Introduction

Pull requests are the central workflow for code review on GitHub, but handling them efficiently at scale is a monumental challenge. For engineers, the Files changed tab must remain fast whether it's a one-line fix or a change spanning thousands of files. GitHub recently shipped a new React-based experience for this tab, aiming to boost performance for all users—especially those dealing with massive pull requests. By tackling optimized rendering, interaction latency, and memory consumption, the team set out to make the review process seamless. This article explores five critical strategies that helped reduce JavaScript heap sizes, slash DOM node counts, and improve Interaction to Next Paint (INP) scores, ensuring a responsive experience for every reviewer.

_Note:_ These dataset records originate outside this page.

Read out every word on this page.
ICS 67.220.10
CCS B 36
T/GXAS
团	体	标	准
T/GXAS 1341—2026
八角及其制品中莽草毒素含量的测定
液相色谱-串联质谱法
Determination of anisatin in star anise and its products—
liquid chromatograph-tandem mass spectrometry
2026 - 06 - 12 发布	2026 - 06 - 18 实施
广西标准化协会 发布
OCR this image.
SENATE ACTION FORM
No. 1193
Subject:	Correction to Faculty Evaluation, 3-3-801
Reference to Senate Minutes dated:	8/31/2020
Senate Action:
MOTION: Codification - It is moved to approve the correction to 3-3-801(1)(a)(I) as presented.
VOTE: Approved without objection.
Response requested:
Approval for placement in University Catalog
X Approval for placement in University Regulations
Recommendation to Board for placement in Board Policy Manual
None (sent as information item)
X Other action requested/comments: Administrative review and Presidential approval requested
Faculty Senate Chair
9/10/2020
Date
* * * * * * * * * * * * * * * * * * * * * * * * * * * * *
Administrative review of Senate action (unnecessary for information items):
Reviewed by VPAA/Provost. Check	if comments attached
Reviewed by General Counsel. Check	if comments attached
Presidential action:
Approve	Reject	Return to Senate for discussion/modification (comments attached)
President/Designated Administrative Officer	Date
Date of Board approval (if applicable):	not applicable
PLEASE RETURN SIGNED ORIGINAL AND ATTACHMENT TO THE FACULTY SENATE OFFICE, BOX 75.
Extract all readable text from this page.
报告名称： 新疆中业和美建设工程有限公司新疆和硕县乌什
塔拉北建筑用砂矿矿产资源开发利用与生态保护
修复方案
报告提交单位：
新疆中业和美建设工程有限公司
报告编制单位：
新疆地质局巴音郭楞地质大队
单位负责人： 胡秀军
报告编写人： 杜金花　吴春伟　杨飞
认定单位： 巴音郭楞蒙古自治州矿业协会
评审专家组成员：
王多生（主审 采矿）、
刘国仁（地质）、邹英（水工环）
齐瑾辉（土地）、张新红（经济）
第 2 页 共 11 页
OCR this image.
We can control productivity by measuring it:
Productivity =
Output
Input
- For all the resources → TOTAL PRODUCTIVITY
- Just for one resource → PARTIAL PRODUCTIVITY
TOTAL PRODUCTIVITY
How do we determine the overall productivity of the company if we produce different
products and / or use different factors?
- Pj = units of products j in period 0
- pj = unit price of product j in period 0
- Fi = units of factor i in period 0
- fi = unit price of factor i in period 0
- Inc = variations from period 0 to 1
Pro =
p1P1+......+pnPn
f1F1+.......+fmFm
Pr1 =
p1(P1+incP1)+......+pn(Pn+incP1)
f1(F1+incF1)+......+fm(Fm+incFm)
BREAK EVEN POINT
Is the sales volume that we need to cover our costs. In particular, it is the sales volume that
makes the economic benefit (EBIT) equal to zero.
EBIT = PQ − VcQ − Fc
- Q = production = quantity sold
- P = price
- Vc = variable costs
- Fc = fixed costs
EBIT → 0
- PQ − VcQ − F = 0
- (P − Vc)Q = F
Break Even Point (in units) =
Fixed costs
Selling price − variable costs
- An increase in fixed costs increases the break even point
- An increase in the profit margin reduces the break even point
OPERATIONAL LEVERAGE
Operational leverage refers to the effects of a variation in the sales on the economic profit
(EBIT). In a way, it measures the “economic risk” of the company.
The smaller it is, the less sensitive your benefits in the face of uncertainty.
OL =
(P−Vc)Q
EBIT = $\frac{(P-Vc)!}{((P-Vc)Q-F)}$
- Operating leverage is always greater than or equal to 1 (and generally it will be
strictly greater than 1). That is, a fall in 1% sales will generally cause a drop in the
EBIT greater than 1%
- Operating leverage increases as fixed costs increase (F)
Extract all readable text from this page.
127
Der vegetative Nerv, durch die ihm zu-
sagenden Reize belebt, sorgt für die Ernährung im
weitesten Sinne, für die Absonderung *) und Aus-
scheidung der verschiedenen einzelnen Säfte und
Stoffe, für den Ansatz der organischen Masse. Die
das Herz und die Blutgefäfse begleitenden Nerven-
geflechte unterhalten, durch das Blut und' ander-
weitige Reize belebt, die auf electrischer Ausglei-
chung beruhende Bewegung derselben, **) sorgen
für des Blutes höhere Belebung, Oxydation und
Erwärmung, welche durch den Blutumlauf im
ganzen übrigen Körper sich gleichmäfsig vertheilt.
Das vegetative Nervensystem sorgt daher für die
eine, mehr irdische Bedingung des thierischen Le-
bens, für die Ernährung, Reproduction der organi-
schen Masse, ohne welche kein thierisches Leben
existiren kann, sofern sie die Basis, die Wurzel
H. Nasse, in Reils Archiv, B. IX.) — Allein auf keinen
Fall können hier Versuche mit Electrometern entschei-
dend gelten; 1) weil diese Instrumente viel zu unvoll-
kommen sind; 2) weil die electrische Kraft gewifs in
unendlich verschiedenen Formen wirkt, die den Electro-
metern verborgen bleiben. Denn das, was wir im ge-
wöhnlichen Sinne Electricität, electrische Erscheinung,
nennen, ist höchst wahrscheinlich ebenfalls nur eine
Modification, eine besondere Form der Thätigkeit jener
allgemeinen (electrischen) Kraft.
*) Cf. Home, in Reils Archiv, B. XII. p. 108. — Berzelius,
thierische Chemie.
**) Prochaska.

1. Focused Optimizations for Diff-Line Components

The core of any pull request is the diff—the lines showing changes. To keep medium and large pull requests fast, GitHub engineers invested in targeted optimizations for diff-line components. They focused on making the primary diff experience efficient without sacrificing expected behaviors like the browser's native find-in-page functionality. By streamlining how diff lines are rendered, they reduced the overhead of creating and updating these elements. This means users can scroll through changes, expand code snippets, and apply comments without noticeable lag. The improvements are especially noticeable in pull requests with hundreds of files, where previously the UI would become sluggish. Back to top

2. Graceful Degradation with Virtualization

For the most extreme pull requests—those spanning millions of lines—even optimized rendering can hit a ceiling. GitHub implemented a graceful degradation strategy using virtualization. Instead of rendering every line at once, the system limits what is displayed to only the visible portion of the screen plus a small buffer. This approach keeps the page responsive and stable, preventing memory from ballooning. It also ensures that essential interactions, like scrolling and clicking diffs, remain smooth. Users working on monstrous changes no longer experience the dreaded slowness or crashes that could occur when the DOM grew beyond 400,000 nodes. Back to top

3. Investing in Foundational Rendering Improvements

Performance gains aren't just for large pull requests—they compound across every review. GitHub invested in foundational component and rendering improvements that benefit all users. By optimizing how React components update and re-render, the team reduced unnecessary work. For example, they fine-tuned state management and avoided redundant calculations. These changes might be invisible in a small pull request, but they eliminate the cumulative drag that can make everyday reviews feel slow. The result is a snappier experience across the board, from tiny fixes to massive refactors. These improvements also laid the groundwork for future optimizations. Back to top

4. Measuring What Matters: INP, Heap Size, and DOM Nodes

To know if changes truly improve performance, GitHub measured key metrics. Interaction to Next Paint (INP) became a critical indicator of responsiveness—high INP scores meant users felt input lag. They tracked JavaScript heap size, which in extreme cases exceeded 1 GB, and DOM node counts that surpassed 400,000. By consistently monitoring these numbers, the team could quantifiably evaluate each optimization. For instance, after applying the strategies above, heap size dropped significantly, INP scores fell below acceptable thresholds, and the UI became usable even for the largest pull requests. This data-driven approach ensured efforts were focused where they mattered most. Back to top

5. Iterative Trade-Offs: No Silver Bullet

GitHub learned early that there is no single solution to pull request performance. Techniques that preserve every feature and browser-native behavior hit a ceiling at extreme ends, while mitigations for worst-case scenarios can harm average-case reviews. Instead, they adopted a set of strategies tailored to different pull request sizes and complexities. This iterative, layered approach allowed them to fine-tune trade-offs: for most reviews, they keep the full feature set; for the largest, they gracefully degrade. The team continues to monitor and adjust, emphasizing that performance is an ongoing journey. The key is to balance speed, stability, and feature completeness. Back to top

Conclusion

By combining targeted optimizations, smart degradation, foundational improvements, rigorous measurement, and pragmatic trade-offs, GitHub has transformed the pull request review experience. Whether you're reviewing a quick fix or a massive overhaul, the Files changed tab now stays fast and responsive. These strategies offer a blueprint for any engineering team facing similar scaling challenges. Remember, the climb may be uphill, but with the right strategies, you can reach the peak of performance.